I decided that I am
I decided that I am going to blog it. What I mean by that is I am going to blog my project management class project. Some reservations: confidentiality for my company and how it will work for my instructor. This could be a very short-lived experiment, based on the feedback that I get from him. First, a test to see if this will publish. It did.
Objective: writing here will contain no direct references to people, companies, or products. Even if it doesn't work for my professor, this is a good way for me to think through things, and keep track of ideas and actions.
One thing that I realized yesterday was that in order to get to consensus and management agreement on the Software Project Management Plan, I need to draw pictures, create a PowerPoint presentation, get buy-in from my technical peers on an approach.
I have been interested in the process of creating a Work Breakdown Structure, fascinated with the idea of Post-It notes on a whiteboard. I asked my instructor about that after class last Monday, and he pointed out that Microsoft Project's Ganntt chart displays dependencies and critical path, though critical path calculation is not turned on by default. Nonetheless, I did play around with Visio and a WBS, and got the connection between MS Project and Visio working. That is probably as close as I will get to the big visual of the Post-Its on the whiteboard.
I am converting a template Statement of Work (SOW) to the SPMP. While doing this, I am referring to the annotations. Now that I am done with that, I am thinking requirements, thinking a charter. Especially after the following incident.

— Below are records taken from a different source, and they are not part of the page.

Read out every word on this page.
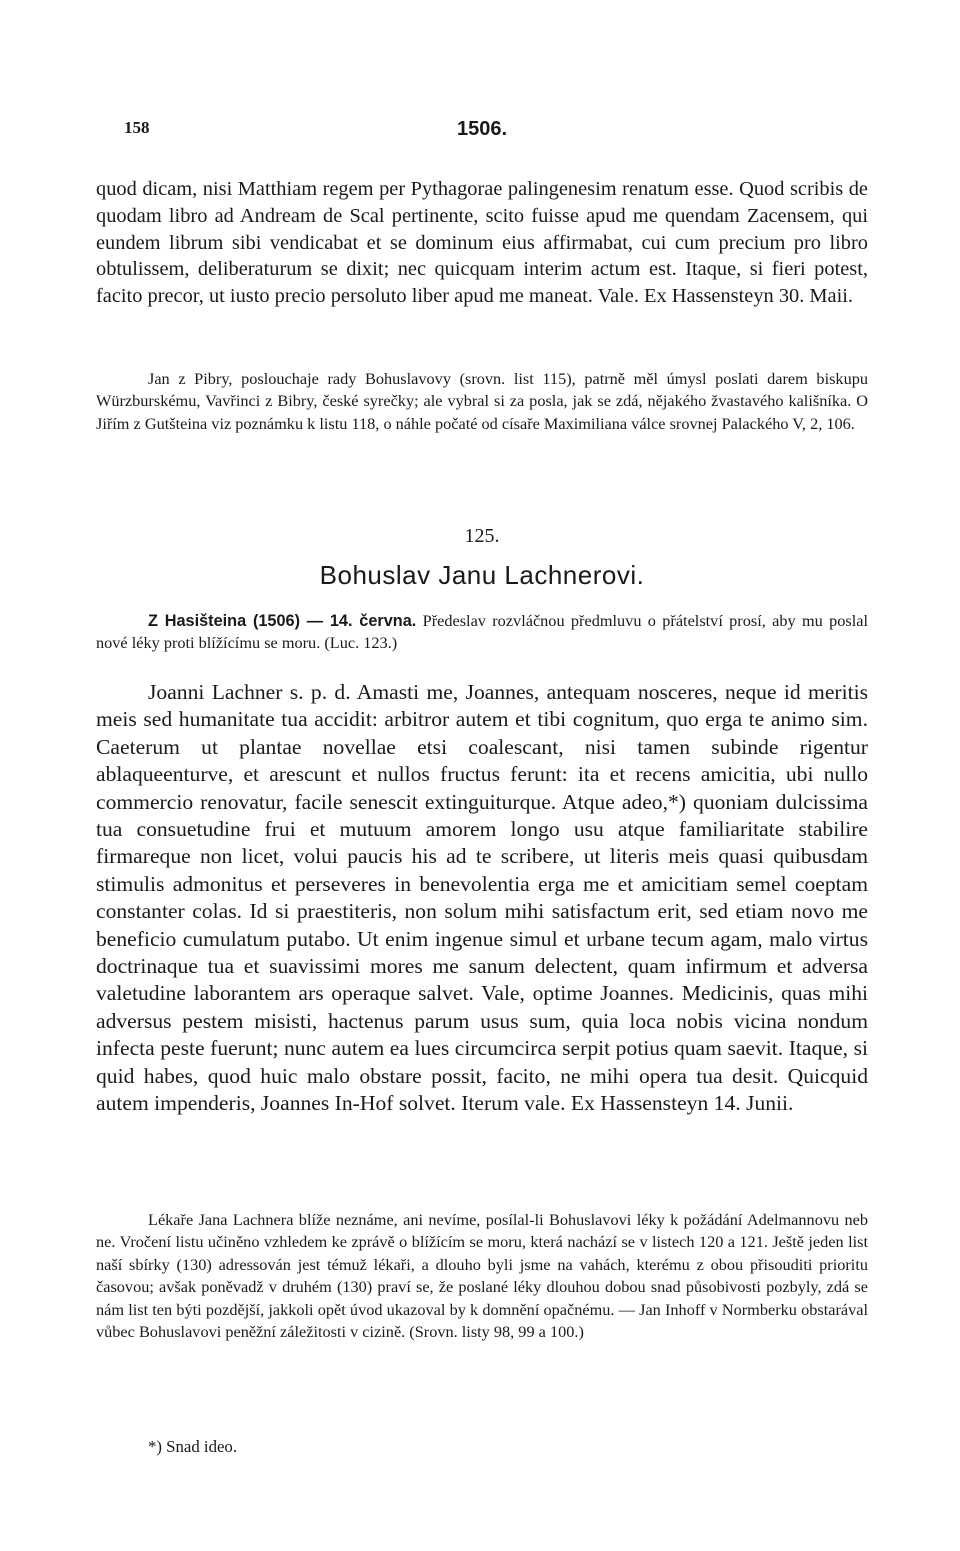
158	1506.

quod dicam, nisi Matthiam regem per Pythagorae palingenesim renatum esse. Quod scribis de quodam libro ad Andream de Scal pertinente, scito fuisse apud me quendam Zacensem, qui eundem librum sibi vendicabat et se dominum eius affirmabat, cui cum precium pro libro obtulissem, deliberaturum se dixit; nec quicquam interim actum est. Itaque, si fieri potest, facito precor, ut iusto precio persoluto liber apud me maneat. Vale. Ex Hassensteyn 30. Maii.

Jan z Pibry, poslouchaje rady Bohuslavovy (srovn. list 115), patrně měl úmysl poslati darem biskupu Würzburskému, Vavřinci z Bibry, české syrečky; ale vybral si za posla, jak se zdá, nějakého žvastavého kališníka. O Jiřím z Gutšteina viz poznámku k listu 118, o náhle počaté od císaře Maximiliana válce srovnej Palackého V, 2, 106.

125.
Bohuslav Janu Lachnerovi.

Z Hasišteina (1506) — 14. června. Předeslav rozvláčnou předmluvu o přátelství prosí, aby mu poslal nové léky proti blížícímu se moru. (Luc. 123.)

Joanni Lachner s. p. d. Amasti me, Joannes, antequam nosceres, neque id meritis meis sed humanitate tua accidit: arbitror autem et tibi cognitum, quo erga te animo sim. Caeterum ut plantae novellae etsi coalescant, nisi tamen subinde rigentur ablaqueenturve, et arescunt et nullos fructus ferunt: ita et recens amicitia, ubi nullo commercio renovatur, facile senescit extinguiturque. Atque adeo,*) quoniam dulcissima tua consuetudine frui et mutuum amorem longo usu atque familiaritate stabilire firmareque non licet, volui paucis his ad te scribere, ut literis meis quasi quibusdam stimulis admonitus et perseveres in benevolentia erga me et amicitiam semel coeptam constanter colas. Id si praestiteris, non solum mihi satisfactum erit, sed etiam novo me beneficio cumulatum putabo. Ut enim ingenue simul et urbane tecum agam, malo virtus doctrinaque tua et suavissimi mores me sanum delectent, quam infirmum et adversa valetudine laborantem ars operaque salvet. Vale, optime Joannes. Medicinis, quas mihi adversus pestem misisti, hactenus parum usus sum, quia loca nobis vicina nondum infecta peste fuerunt; nunc autem ea lues circumcirca serpit potius quam saevit. Itaque, si quid habes, quod huic malo obstare possit, facito, ne mihi opera tua desit. Quicquid autem impenderis, Joannes In-Hof solvet. Iterum vale. Ex Hassensteyn 14. Junii.

Lékaře Jana Lachnera blíže neznáme, ani nevíme, posílal-li Bohuslavovi léky k požádání Adelmannovu neb ne. Vročení listu učiněno vzhledem ke zprávě o blížícím se moru, která nachází se v listech 120 a 121. Ještě jeden list naší sbírky (130) adressován jest témuž lékaři, a dlouho byli jsme na vahách, kterému z obou přisouditi prioritu časovou; avšak poněvadž v druhém (130) praví se, že poslané léky dlouhou dobou snad působivosti pozbyly, zdá se nám list ten býti pozdější, jakkoli opět úvod ukazoval by k domnění opačnému. — Jan Inhoff v Normberku obstarával vůbec Bohuslavovi peněžní záležitosti v cizině. (Srovn. listy 98, 99 a 100.)

*) Snad ideo.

I worked on a nice Visio drawing of a high-level diagram of the system to be modified. My reasoning was to put on paper in front of people the extend of what is involved. I took that drawing to a colleague, someone experienced technically and who has been at the bank for years. His response was of the order "that won't work--try to get an exception." Emailed all of the above to my boss, who reminded me that those discussions are done--there will be not exceptionis.
One thing that occurs to me is that I feel that decisions are always fair game for being revisisted. As new information becomes available, it might actually be wise to adjust.
Anyway, now that I have the SPMP roughed out, now I am very motivated to get my management to sign-off on what they want to be done.